Sorted output csv file looks like:

so after 150 epochs i get: loss: 0.6932 - acc: 0.5000 - val_loss: 0.6970 - val_acc: 0.1429

My question is: how could i modify my NN in order to achieve higher accuracy?


回答1:


Neil Slater already provided a long list of helpful general advices.

In your specific examaple, normalization is the important thing. If you add the following lines to your code

...
X = dataset[:,0:3]
from sklearn.preprocessing import StandardScaler
scaler = StandardScaler()
X = scaler.fit_transform(X)

you will get 100% accuracy on your toy data, even with much simpler network structures. Without normalization, the optimizer won't work.




回答2:


You could try the following things. I have written this roughly in the order of importance - i.e. the order I would try things to fix the accuracy problem you are seeing:

  1. Normalise your input data. Usually you would take mean and standard deviation of training data, and use them to offset+scale all further inputs. There is a standard normalising function in sklearn for this. Remember to treat your test data in the same way (using the mean and std from the training data, not recalculating it)

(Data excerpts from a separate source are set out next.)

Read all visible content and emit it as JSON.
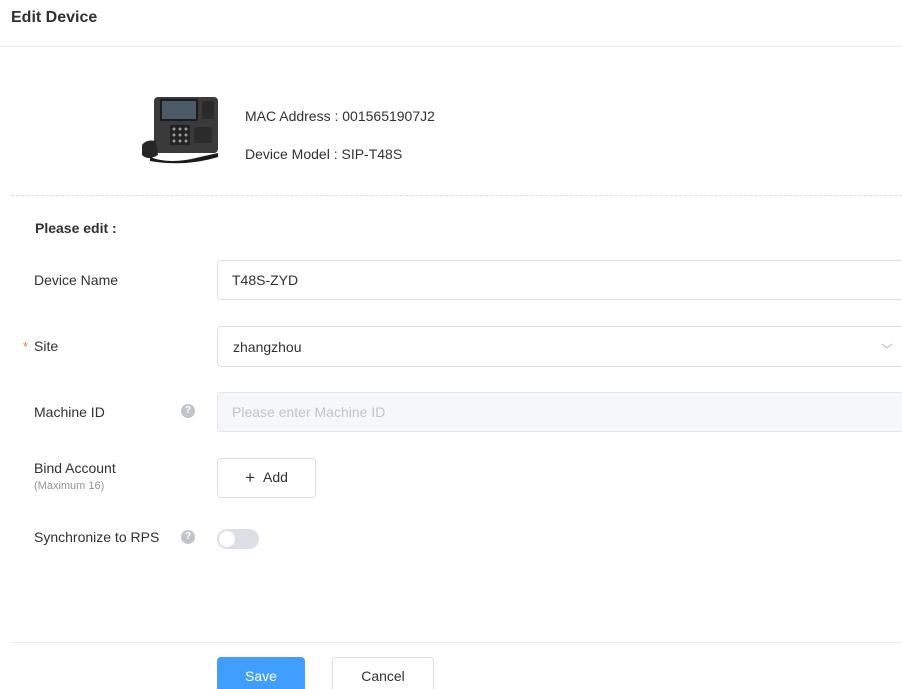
{
  "dialog": {
    "title": "Edit Device"
  },
  "device": {
    "mac_label": "MAC Address :",
    "mac_value": "0015651907J2",
    "model_label": "Device Model :",
    "model_value": "SIP-T48S"
  },
  "form": {
    "section_title": "Please edit :",
    "device_name": {
      "label": "Device Name",
      "value": "T48S-ZYD"
    },
    "site": {
      "required_mark": "*",
      "label": "Site",
      "value": "zhangzhou"
    },
    "machine_id": {
      "label": "Machine ID",
      "help": "?",
      "placeholder": "Please enter Machine ID",
      "value": ""
    },
    "bind_account": {
      "label": "Bind Account",
      "sub_label": "(Maximum 16)",
      "add_icon": "+",
      "add_label": "Add"
    },
    "sync_rps": {
      "label": "Synchronize to RPS",
      "help": "?",
      "enabled": false
    }
  },
  "footer": {
    "save_label": "Save",
    "cancel_label": "Cancel"
  },
  "colors": {
    "primary": "#409eff",
    "required": "#f56c6c",
    "toggle_off": "#dcdfe6"
  }
}
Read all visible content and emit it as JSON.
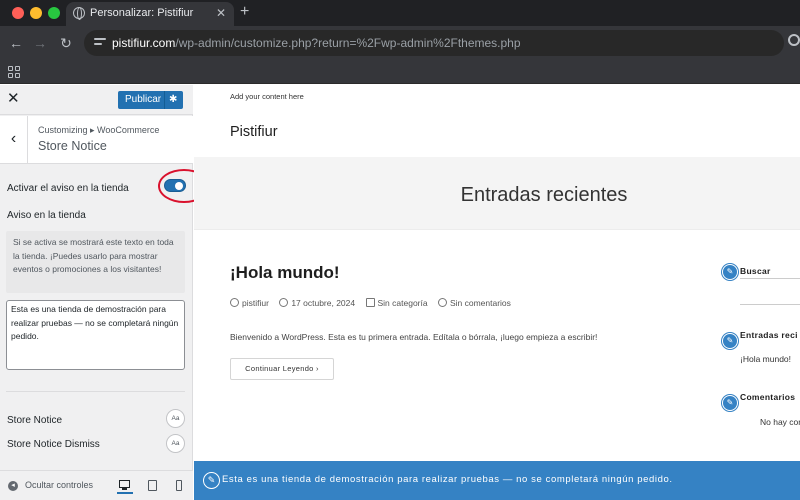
{
  "browser": {
    "tab_title": "Personalizar: Pistifiur",
    "url_host": "pistifiur.com",
    "url_path": "/wp-admin/customize.php?return=%2Fwp-admin%2Fthemes.php"
  },
  "customizer": {
    "publish_label": "Publicar",
    "breadcrumb": "Customizing ▸ WooCommerce",
    "section_title": "Store Notice",
    "toggle_label": "Activar el aviso en la tienda",
    "toggle_on": true,
    "field_label": "Aviso en la tienda",
    "field_description": "Si se activa se mostrará este texto en toda la tienda. ¡Puedes usarlo para mostrar eventos o promociones a los visitantes!",
    "notice_value": "Esta es una tienda de demostración para realizar pruebas — no se completará ningún pedido.",
    "style_rows": [
      {
        "label": "Store Notice",
        "badge": "Aa"
      },
      {
        "label": "Store Notice Dismiss",
        "badge": "Aa"
      }
    ],
    "hide_controls_label": "Ocultar controles"
  },
  "preview": {
    "tagline": "Add your content here",
    "site_title": "Pistifiur",
    "hero_title": "Entradas recientes",
    "post": {
      "title": "¡Hola mundo!",
      "author": "pistifiur",
      "date": "17 octubre, 2024",
      "category": "Sin categoría",
      "comments": "Sin comentarios",
      "excerpt": "Bienvenido a WordPress. Esta es tu primera entrada. Edítala o bórrala, ¡luego empieza a escribir!",
      "read_more": "Continuar Leyendo"
    },
    "sidebar": {
      "search_title": "Buscar",
      "recent_title": "Entradas reci",
      "recent_item": "¡Hola mundo!",
      "comments_title": "Comentarios",
      "comments_item": "No hay com"
    },
    "store_notice": "Esta es una tienda de demostración para realizar pruebas — no se completará ningún pedido.",
    "colors": {
      "accent": "#2271b1",
      "notice_bar": "#3582c4",
      "highlight": "#d9112d"
    }
  }
}
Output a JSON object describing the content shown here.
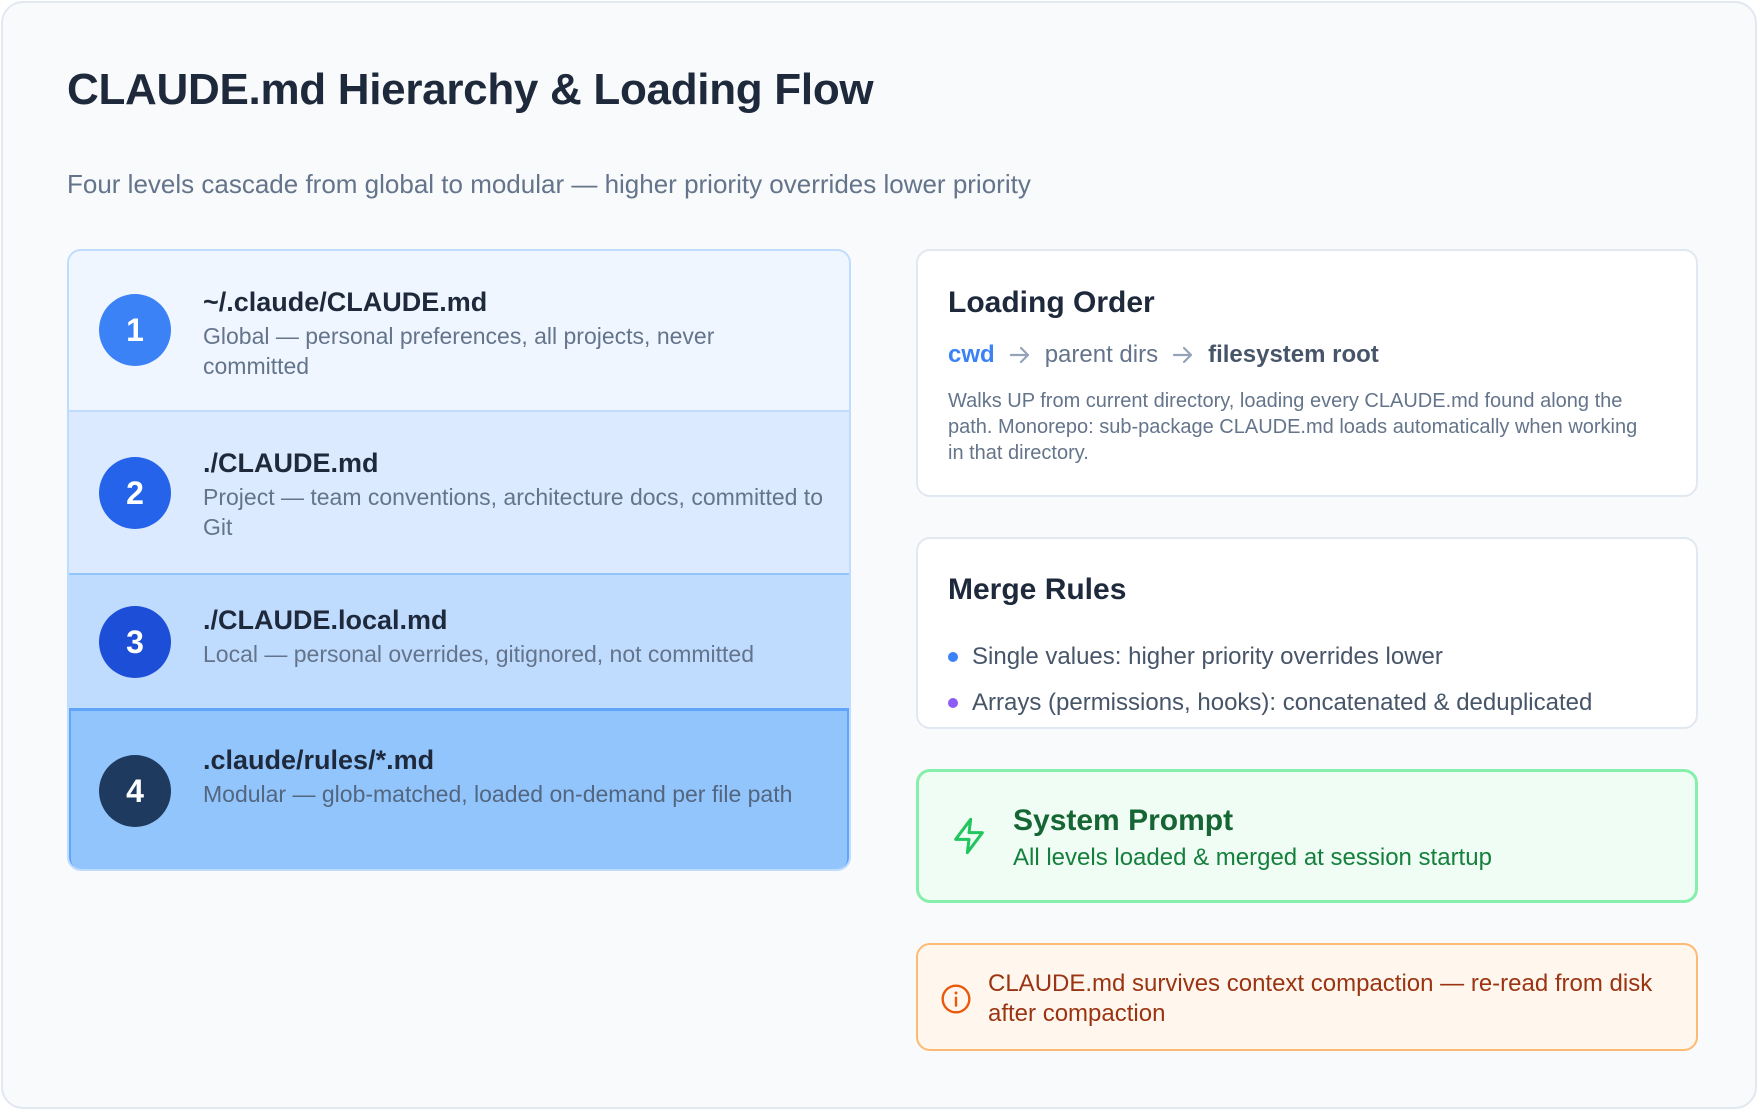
{
  "header": {
    "title": "CLAUDE.md Hierarchy & Loading Flow",
    "subtitle": "Four levels cascade from global to modular — higher priority overrides lower priority"
  },
  "levels": [
    {
      "number": "1",
      "name": "~/.claude/CLAUDE.md",
      "description": "Global — personal preferences, all projects, never committed",
      "color": "#3b82f6"
    },
    {
      "number": "2",
      "name": "./CLAUDE.md",
      "description": "Project — team conventions, architecture docs, committed to Git",
      "color": "#2563eb"
    },
    {
      "number": "3",
      "name": "./CLAUDE.local.md",
      "description": "Local — personal overrides, gitignored, not committed",
      "color": "#1d4ed8"
    },
    {
      "number": "4",
      "name": ".claude/rules/*.md",
      "description": "Modular — glob-matched, loaded on-demand per file path",
      "color": "#1e3a5f"
    }
  ],
  "loading_order": {
    "title": "Loading Order",
    "path": [
      "cwd",
      "parent dirs",
      "filesystem root"
    ],
    "description": "Walks UP from current directory, loading every CLAUDE.md found along the path. Monorepo: sub-package CLAUDE.md loads automatically when working in that directory."
  },
  "merge_rules": {
    "title": "Merge Rules",
    "rules": [
      {
        "text": "Single values: higher priority overrides lower",
        "dot_color": "#3b82f6"
      },
      {
        "text": "Arrays (permissions, hooks): concatenated & deduplicated",
        "dot_color": "#8b5cf6"
      }
    ]
  },
  "system_prompt": {
    "icon": "lightning-bolt-icon",
    "title": "System Prompt",
    "description": "All levels loaded & merged at session startup"
  },
  "note": {
    "icon": "info-icon",
    "text": "CLAUDE.md survives context compaction — re-read from disk after compaction"
  }
}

  2. Train for more epochs. For problems with small numbers of features and limited training set sizes, you often have to run for thousands of epochs before the network will converge. You should plot the training and validation loss values to see whether the network is still learning, or has converged as best as it can.

  3. For your simple data, I would avoid relu activations. You may have heard they are somehow "best", but like most NN options, they have types of problems where they work well, and others where they are not best choice. I think you would be better off with tanh or sigmoid activations in hidden layers for your problem. Save relu for very deep networks and/or convolutional problems on images/audio.

  4. Use more training data. Not clear how much you are feeding it, but NNs work best with large amounts of training data.

  5. Provided you already have lots of training data - increase size of hidden layers. More complex relationships require more hidden neurons (and sometimes more layers) for the NN to be able to express the "shape" of the decision surface. Here is a handy browser-based network allowing you to play with that idea and get a feel for it.

  6. Add one or more dropout layers after the hidden layers or add some other regularisation. The network could be over-fitting (although with a training accuracy of 0.5 I suspect it isn't). Unlike relu, using dropout is pretty close to a panacea for tougher NN problems - it improves generalisation in many cases. A small amount of dropout (~0.2) might help with your problem, but like most hyper-parameters, you will need to search for the best values.

Finally, it is always possible that the relationship you want to find that allows you to predict Y from X is not really there. In which case it would be a correct result from the NN to be no better than guessing at Y.